S4Vectors
S4Vectors copied to clipboard
`[` fails when the condition contains `NAs`
Hi there,
I have an issue related with the [ which is not consistent with the base R. Normally, when one pass the condition containing NAs into [, NAs will be returned for this row.
df <- data.frame(a = c(1, NA, 3), b = 1:3)
df[df$a > 0, ]
# a b
# 1 1 1
# NA NA NA
# 3 3 3
With S4Vectors is not the case
DF <- S4Vectors::DataFrame(a = c(1, NA, 3), b = 1:3)
DF[DF$a > 0, ]
# Error: logical subscript contains NAs
Do you have a plan to change this?
Regards, DK
Hi,
Right. It seems that row selection of DataFrame objects only supports NAs in numeric or character subscripts at the moment:
DF <- S4Vectors::DataFrame(a = c(1, NA, 3), b = 1:3, row.names=LETTERS[1:3])
DF[c(3, NA), ]
# DataFrame with 2 rows and 2 columns
# a b
# <numeric> <integer>
# C 3 3
# <NA> NA NA
DF[c("C", NA), ]
# DataFrame with 2 rows and 2 columns
# a b
# <numeric> <integer>
# C 3 3
# <NA> NA NA
but not in logical subscripts:
DF[c(FALSE, NA, TRUE), ]
# Error: logical subscript contains NAs
It looks like when we added support for NA subscripts a few years ago (see commit 85c3a56b2e5c69547481c83b31f32691fce93b2e), the logical case was overlooked. We'll work on this.
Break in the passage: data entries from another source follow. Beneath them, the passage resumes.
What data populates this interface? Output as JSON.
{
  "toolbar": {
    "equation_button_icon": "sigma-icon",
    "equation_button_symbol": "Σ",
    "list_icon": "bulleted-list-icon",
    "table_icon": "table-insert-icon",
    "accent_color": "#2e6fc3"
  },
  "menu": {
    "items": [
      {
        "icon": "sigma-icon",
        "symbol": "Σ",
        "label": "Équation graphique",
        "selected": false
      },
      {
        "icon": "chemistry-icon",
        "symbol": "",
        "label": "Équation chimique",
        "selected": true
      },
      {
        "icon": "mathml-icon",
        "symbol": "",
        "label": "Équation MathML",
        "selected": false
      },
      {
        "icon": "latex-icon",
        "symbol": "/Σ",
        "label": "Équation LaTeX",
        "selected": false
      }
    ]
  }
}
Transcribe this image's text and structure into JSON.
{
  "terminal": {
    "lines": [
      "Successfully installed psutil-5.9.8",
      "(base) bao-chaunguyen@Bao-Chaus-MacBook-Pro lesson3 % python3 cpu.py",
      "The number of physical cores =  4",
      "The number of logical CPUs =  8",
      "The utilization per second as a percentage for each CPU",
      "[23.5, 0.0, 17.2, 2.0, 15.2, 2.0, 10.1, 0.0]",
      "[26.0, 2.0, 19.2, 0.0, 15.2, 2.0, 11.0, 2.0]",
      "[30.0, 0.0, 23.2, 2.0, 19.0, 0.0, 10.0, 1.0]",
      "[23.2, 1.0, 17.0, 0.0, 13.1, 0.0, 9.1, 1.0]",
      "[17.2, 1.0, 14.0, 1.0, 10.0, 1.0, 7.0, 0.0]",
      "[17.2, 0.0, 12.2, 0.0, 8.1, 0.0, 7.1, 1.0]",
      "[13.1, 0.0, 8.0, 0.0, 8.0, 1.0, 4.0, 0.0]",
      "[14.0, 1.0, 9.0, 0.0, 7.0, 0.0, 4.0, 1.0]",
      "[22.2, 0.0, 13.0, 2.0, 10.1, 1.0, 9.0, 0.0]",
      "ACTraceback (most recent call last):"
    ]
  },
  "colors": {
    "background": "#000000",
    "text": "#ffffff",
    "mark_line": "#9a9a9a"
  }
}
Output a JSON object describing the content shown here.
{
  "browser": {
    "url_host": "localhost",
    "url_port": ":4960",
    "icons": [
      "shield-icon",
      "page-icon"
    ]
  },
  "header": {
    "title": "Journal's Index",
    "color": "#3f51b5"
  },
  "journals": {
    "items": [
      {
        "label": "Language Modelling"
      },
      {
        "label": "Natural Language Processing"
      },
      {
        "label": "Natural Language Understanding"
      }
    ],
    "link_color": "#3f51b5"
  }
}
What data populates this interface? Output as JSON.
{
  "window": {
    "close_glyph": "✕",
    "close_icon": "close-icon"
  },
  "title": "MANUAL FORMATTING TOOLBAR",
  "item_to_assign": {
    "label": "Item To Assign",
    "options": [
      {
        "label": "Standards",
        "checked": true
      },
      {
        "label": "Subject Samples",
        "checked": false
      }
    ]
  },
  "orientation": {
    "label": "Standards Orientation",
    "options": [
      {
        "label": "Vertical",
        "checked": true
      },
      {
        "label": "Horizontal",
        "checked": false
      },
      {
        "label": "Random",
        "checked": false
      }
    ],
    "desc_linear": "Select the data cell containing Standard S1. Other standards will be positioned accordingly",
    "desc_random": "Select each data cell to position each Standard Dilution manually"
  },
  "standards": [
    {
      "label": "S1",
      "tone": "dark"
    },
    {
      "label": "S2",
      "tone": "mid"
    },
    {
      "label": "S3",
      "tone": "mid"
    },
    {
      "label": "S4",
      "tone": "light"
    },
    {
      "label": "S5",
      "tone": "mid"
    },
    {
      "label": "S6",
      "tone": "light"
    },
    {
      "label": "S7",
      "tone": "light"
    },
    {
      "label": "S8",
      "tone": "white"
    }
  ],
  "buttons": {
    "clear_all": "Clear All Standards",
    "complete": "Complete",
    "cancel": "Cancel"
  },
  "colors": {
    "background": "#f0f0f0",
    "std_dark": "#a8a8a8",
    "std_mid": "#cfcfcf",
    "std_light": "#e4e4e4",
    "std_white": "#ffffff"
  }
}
In the mean time, an easy workaround is to pass the logical subscript thru which():
DF[which(DF$a > 0), ]
# DataFrame with 2 rows and 2 columns
# a b
# <numeric> <integer>
# A 1 1
# C 3 3
Note that this drops the rows corresponding to NAs in the logical subscript so does not behave exactly like df[df$a > 0, ], which you could see as a good thing. What are all these rows filled with NAs good for anyways?
If you really want to mimic exactly what df[df$a > 0, ] does:
DF[seq_len(nrow(DF))[DF$a > 0], ]
# DataFrame with 3 rows and 2 columns
# a b
# <numeric> <integer>
# A 1 1
# <NA> NA NA
# C 3 3
Ouch... ugly! Hopefully this is still somewhat helpful?
Best, H.
@hpages Thanks, I'm fine with this so far, I'll implement (temporary I hope) workaround on my side.
Regards, DK
Hi guys,
just to highlight the same problem but with NaN
DF <- S4Vectors::DataFrame(a = c(1, NaN))
DF[DF$a == 1, ]
# Error: logical subscript contains NAs
df <- data.frame(a = c(1, NaN))
df[df$a == 1, ]
# [1] 1 NA
Thanks for attention, Regards, DK
@hpages @LiNk-NY thx a lot for your work on improving this - and pls let us know if we can help in any way (besides raising issues, thx to @gogonzo for that!)
@hpages any updates on this? Thanks!